The new ten characteristics of malignant tumors, do you know them?

In the past decades, cancer has been treated as an isolated malignant cell, while the extracellular matrix, which plays a major role in cancer cell growth and migration, has been greatly neglected. Cancers have great molecular genetic and phenotypic heterogeneity and vary greatly in their sensitivity to therapy, while some have primary drug resistance mechanisms. As tumors grow, energy supply exceeds demand, leading to anaerobic metabolism and the formation of an acidic microenvironment under hypoxic conditions, which is altered with immune escape; increased oxygen ion radicals, leading to DNA damage; DNA damage in turn causes cell cycle checkpoint defects, chromosome instability and aneuploidy alterations. All these metabolic abnormalities cause unrestricted proliferation of cancer cells and reduced or absent therapeutic response.
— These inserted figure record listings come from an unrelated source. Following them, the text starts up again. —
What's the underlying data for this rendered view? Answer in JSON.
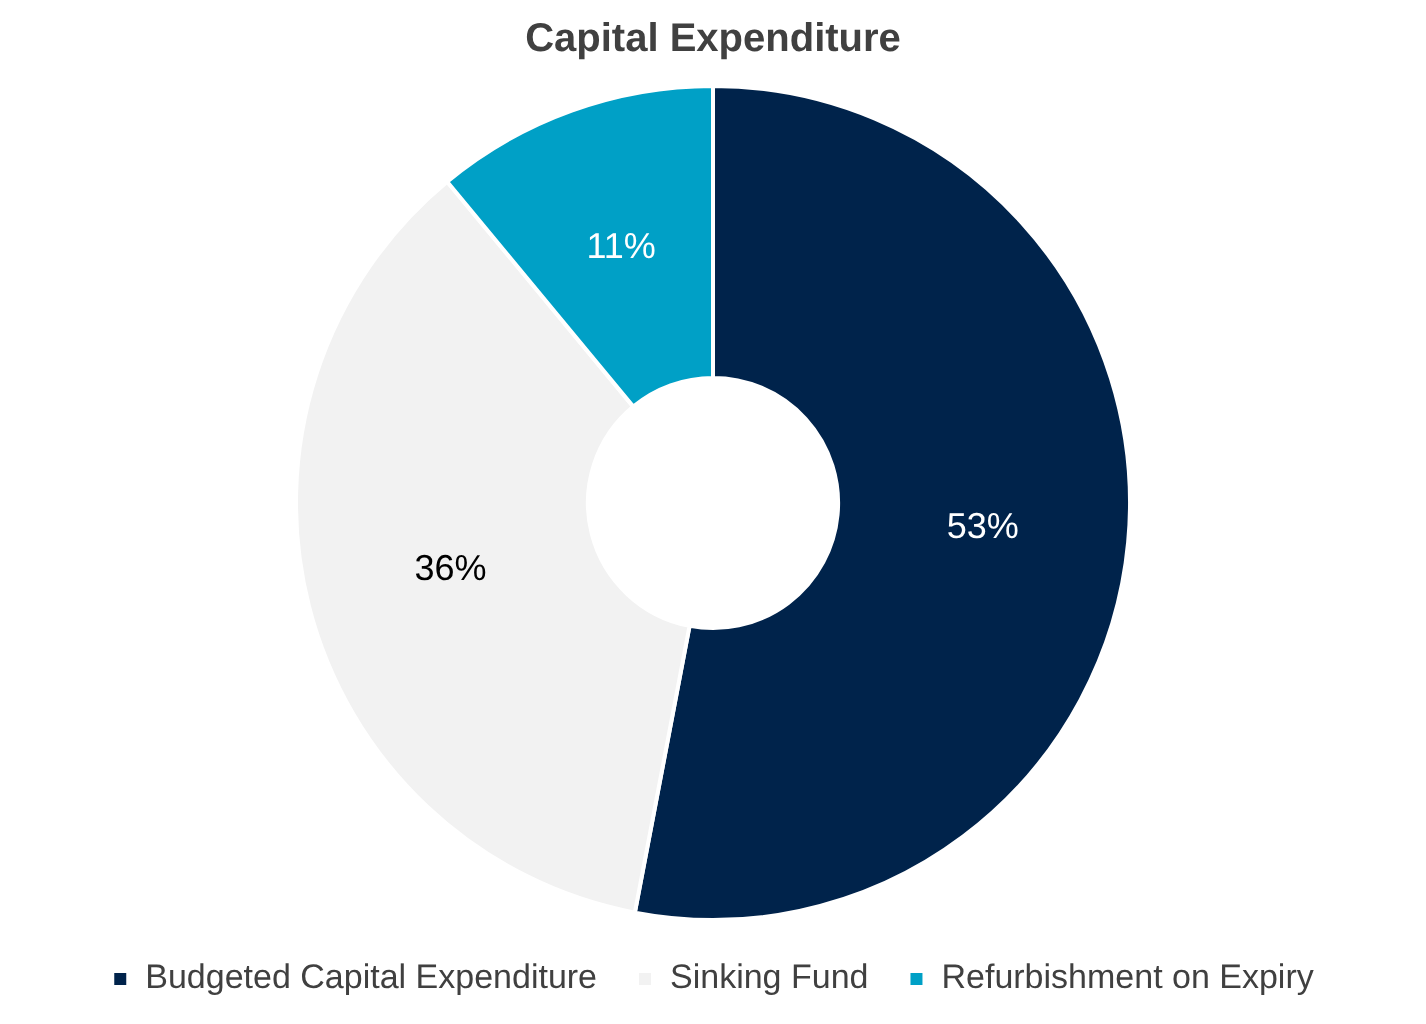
{
  "chart_data": {
    "type": "donut",
    "title": "Capital Expenditure",
    "categories": [
      "Budgeted Capital Expenditure",
      "Sinking Fund",
      "Refurbishment on Expiry"
    ],
    "values": [
      53,
      36,
      11
    ],
    "colors": [
      "#00234b",
      "#f2f2f2",
      "#00a0c6"
    ],
    "value_labels": [
      "53%",
      "36%",
      "11%"
    ],
    "legend": "bottom"
  }
}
Cancer has the following ten characteristics: 1. self-sufficient growth/proliferation signals; 2. resistance to growth inhibitory signals; 3. blocked apoptosis; 4. unlimited replication potential; 5. sustained angiogenesis; 6. infiltration/metastatic properties; 7. immune escape; 8. stress response; 9. stromal pro-tumor effects; 10. inflammatory mediators pro-tumor proliferation.